# Results of Arminiamism



## pm (Aug 19, 2008)

Here is a quote from "The Reformed Doctrine of Predestination" by Loraine Boettner, I am interested in what others think of Boettner's thoughts on the result of Arminiamism.

"History has shown plainly that the tendency of Arminianism is to compromise and to drift gradually from an evangelical basis. Hence it is that to this day there has never been developed a logical and systematic body of Arminiam theology It has in the Methodist Church for instance, a brief and informal creed in some twenty-five articles;. but contract between the statement and the carefully wrought-out Westminster Confession is seen at a glace." Page 48.


----------



## Marrow Man (Aug 19, 2008)

That is a very interesting quote from Boettner. I believe I read once that many (most?) of the Remonstrants, after their theology was rejected at the Synod of Dort, later drifted in abhorrent theology (universalism and/or unitarianism). Can anyone confirm me or correct me on this?


----------



## BobVigneault (Aug 19, 2008)

LB is right of course. The logical extension of arminianism is universalism and open theism. I appreciate the open theists for they are the only intellectually honest arminians.


----------



## puritan lad (Aug 19, 2008)

Not to mention that the seeker-sensitive, purpose driven, church growth paradigm is a direct result of Arminianism.


----------



## KenPierce (Aug 19, 2008)

Schaff makes the same point: Arminianism is a liberalizing force (Schaff may have thought that was a good thing --not sure).

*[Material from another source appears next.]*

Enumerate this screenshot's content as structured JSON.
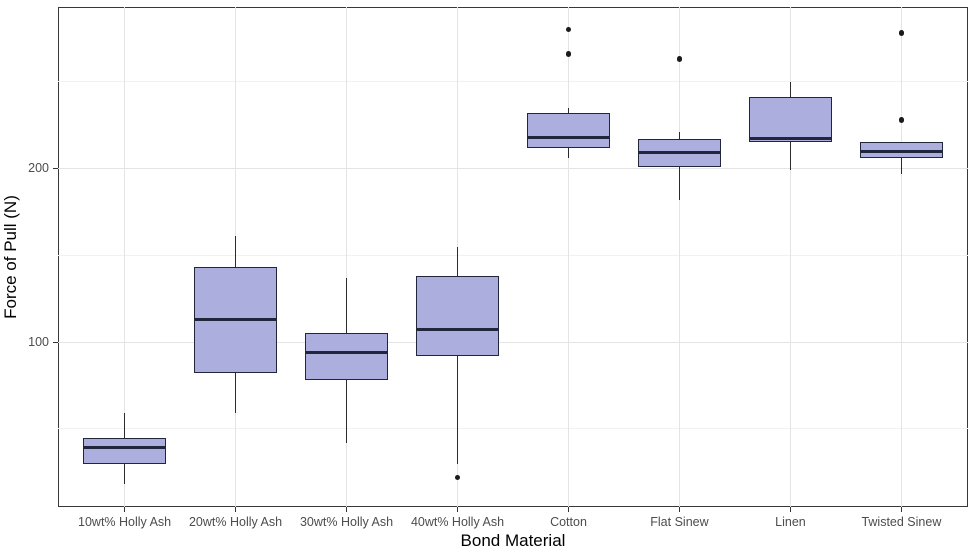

IT does seem, historically, as if Arminianism always proceeds liberalism. The PCUSA became creedally arminian (redefining predestination) before it embraced modernism (if memory serves).

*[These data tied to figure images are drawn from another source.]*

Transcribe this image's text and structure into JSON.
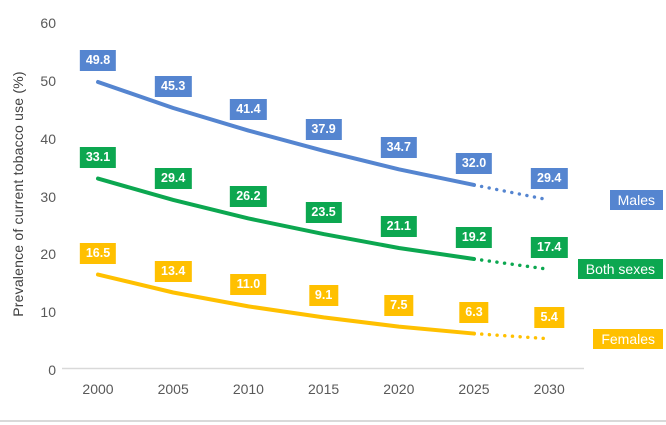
{
  "chart_data": {
    "type": "line",
    "title": "",
    "xlabel": "",
    "ylabel": "Prevalence of current tobacco use (%)",
    "x": [
      2000,
      2005,
      2010,
      2015,
      2020,
      2025,
      2030
    ],
    "yticks": [
      0,
      10,
      20,
      30,
      40,
      50,
      60
    ],
    "ylim": [
      0,
      60
    ],
    "grid": false,
    "legend_position": "right-of-last-point",
    "projection_dotted_from_x": 2025,
    "value_label_decimals": 1,
    "series": [
      {
        "name": "Males",
        "color": "#5585D0",
        "values": [
          49.8,
          45.3,
          41.4,
          37.9,
          34.7,
          32.0,
          29.4
        ]
      },
      {
        "name": "Both sexes",
        "color": "#0CA750",
        "values": [
          33.1,
          29.4,
          26.2,
          23.5,
          21.1,
          19.2,
          17.4
        ]
      },
      {
        "name": "Females",
        "color": "#FFC000",
        "values": [
          16.5,
          13.4,
          11.0,
          9.1,
          7.5,
          6.3,
          5.4
        ]
      }
    ]
  },
  "colors": {
    "axis_line": "#d9d9d9",
    "tick_label": "#595959",
    "axis_title": "#404040",
    "data_label_text": "#ffffff",
    "bottom_divider": "#d9d9d9"
  }
}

But, we need to beware the slippery slope, because the crypto-Catholic could say that Calvinism proceeds Arminianism proceeds Universalism, right?


----------



## Davidius (Aug 19, 2008)

KenPierce said:


> But, we need to beware the slippery slope, because the crypto-Catholic could say that Calvinism proceeds Arminianism proceeds Universalism, right?




That's exactly what I was thinking. This argument could be turned on its head against us. Not only did Calvinism precede Arminianism, but many Reformed denominations, some which were originally not a part of the remonstration, slid into liberalism and/or heresy almost as quickly as the remonstrants.


----------



## TimV (Aug 19, 2008)

> But, we need to beware the slippery slope, because the crypto-Catholic could say that Calvinism proceeds Arminianism proceeds Universalism, right?

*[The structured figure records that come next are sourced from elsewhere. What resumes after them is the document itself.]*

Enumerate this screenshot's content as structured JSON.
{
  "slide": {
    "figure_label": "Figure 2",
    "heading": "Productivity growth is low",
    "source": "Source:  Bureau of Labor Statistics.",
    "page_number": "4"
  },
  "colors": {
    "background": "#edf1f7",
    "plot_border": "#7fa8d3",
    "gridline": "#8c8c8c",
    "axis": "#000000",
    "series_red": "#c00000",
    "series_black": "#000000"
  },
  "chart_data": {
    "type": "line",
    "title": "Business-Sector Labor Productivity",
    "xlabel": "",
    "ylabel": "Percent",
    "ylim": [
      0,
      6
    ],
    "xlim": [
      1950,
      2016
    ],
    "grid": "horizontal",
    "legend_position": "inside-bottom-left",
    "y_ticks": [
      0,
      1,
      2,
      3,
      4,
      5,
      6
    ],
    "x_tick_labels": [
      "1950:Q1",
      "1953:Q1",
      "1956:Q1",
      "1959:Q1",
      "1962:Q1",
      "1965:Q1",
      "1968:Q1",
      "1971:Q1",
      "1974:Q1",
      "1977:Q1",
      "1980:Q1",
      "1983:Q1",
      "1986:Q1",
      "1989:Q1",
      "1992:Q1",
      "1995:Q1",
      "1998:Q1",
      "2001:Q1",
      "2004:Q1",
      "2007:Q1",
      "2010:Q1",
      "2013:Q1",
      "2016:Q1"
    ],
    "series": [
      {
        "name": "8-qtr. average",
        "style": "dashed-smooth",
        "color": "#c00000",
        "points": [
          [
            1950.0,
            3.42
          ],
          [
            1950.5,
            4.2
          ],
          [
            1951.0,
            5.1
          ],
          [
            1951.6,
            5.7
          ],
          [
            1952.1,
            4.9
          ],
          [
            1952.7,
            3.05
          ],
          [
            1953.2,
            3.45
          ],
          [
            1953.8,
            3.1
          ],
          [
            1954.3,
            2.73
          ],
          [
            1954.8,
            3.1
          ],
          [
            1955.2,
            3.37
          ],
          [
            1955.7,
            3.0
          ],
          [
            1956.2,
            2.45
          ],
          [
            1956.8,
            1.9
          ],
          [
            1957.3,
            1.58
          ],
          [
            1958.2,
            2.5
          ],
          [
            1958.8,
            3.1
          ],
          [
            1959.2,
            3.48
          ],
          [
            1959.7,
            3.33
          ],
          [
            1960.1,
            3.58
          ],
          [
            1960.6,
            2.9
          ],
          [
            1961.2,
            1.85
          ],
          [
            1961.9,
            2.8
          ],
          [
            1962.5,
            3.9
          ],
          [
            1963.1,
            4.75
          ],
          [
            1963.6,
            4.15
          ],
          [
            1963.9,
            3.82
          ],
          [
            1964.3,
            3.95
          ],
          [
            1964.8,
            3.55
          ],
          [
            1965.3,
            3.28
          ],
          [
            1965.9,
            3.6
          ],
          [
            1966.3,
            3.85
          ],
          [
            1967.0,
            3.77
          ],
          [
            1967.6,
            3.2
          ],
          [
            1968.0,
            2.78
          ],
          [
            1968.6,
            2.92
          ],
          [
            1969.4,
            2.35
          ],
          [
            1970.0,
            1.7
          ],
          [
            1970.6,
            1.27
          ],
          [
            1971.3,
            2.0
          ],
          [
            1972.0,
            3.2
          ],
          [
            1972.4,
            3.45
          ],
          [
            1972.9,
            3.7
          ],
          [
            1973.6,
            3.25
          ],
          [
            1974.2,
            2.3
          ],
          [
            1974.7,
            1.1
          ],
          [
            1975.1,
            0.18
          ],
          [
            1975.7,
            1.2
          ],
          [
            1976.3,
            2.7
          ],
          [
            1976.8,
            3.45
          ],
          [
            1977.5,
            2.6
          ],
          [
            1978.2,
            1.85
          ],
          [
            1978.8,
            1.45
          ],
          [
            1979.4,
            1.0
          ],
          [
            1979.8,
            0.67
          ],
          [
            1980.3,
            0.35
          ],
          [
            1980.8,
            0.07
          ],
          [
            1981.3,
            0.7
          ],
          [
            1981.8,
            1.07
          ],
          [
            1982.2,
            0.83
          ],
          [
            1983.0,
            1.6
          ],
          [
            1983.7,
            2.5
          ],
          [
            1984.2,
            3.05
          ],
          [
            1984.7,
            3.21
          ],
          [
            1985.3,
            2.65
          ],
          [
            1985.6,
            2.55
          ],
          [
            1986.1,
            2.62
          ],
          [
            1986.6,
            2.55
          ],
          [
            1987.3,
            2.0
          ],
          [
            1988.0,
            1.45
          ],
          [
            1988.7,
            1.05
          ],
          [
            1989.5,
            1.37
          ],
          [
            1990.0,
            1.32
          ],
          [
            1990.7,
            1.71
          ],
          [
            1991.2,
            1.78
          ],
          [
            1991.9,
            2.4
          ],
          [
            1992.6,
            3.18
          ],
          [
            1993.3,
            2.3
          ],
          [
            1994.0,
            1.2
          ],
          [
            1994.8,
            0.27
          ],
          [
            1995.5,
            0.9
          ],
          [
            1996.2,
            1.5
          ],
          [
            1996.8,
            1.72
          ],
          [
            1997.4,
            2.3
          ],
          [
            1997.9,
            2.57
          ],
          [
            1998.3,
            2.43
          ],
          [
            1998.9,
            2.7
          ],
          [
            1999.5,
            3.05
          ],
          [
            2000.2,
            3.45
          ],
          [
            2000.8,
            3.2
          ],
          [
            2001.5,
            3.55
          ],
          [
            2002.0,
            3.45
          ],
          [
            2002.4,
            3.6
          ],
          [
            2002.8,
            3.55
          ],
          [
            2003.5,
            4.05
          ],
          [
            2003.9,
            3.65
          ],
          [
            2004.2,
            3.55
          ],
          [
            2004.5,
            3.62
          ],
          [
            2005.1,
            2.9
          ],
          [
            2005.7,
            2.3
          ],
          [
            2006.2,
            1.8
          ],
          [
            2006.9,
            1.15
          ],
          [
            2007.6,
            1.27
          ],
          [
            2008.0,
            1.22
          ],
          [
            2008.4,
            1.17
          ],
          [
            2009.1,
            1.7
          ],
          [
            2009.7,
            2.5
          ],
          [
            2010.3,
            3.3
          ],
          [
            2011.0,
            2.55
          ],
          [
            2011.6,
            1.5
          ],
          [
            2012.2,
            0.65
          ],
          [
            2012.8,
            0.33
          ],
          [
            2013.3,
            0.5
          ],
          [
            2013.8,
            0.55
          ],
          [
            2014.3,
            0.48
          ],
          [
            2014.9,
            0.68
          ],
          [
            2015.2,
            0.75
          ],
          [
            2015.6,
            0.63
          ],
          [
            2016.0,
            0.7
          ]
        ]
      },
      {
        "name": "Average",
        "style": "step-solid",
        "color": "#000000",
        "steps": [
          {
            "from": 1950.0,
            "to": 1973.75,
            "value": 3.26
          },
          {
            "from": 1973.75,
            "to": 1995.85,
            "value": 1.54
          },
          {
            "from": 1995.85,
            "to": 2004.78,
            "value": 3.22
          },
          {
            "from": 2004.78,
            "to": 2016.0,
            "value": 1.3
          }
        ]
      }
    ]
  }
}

I didn't know there were any crypto-Catholics anymore, since they no longer get killed or thrown in jail. But since someone who holds to the five points or denies all five points can fit into the Catholic church I think in that case you'd be comparing apples and oranges. At least it would be an argument almost impossible to defend if coming from a Catholic.


----------



## Marrow Man (Aug 19, 2008)

KenPierce said:


> But, we need to beware the slippery slope, because the crypto-Catholic could say that Calvinism proceeds Arminianism proceeds Universalism, right?



Good point, but one could make a better case (to the crypto-Catholic) by pointing out that Augustinian thinking prevailed in the early church and was embraced publicly by the Synod of Orange; however, it was when the church began drifting back into semi-Pelagianism that things really began to fall apart.

Of course, there are always other factors involved. It would seem that the common denominator (coming from a former math teacher here!) is adopting a man-centered theology versus a God-centered theology.


----------



## KenPierce (Aug 19, 2008)

Oops ...I meant paleo-Catholic.

My sole point was one of logical argument. There is always a point above you somewhere on the slippery slope, and a point after you.

IT is better to argue from the standpoint of revealed truth, which is clearly Calvinism


----------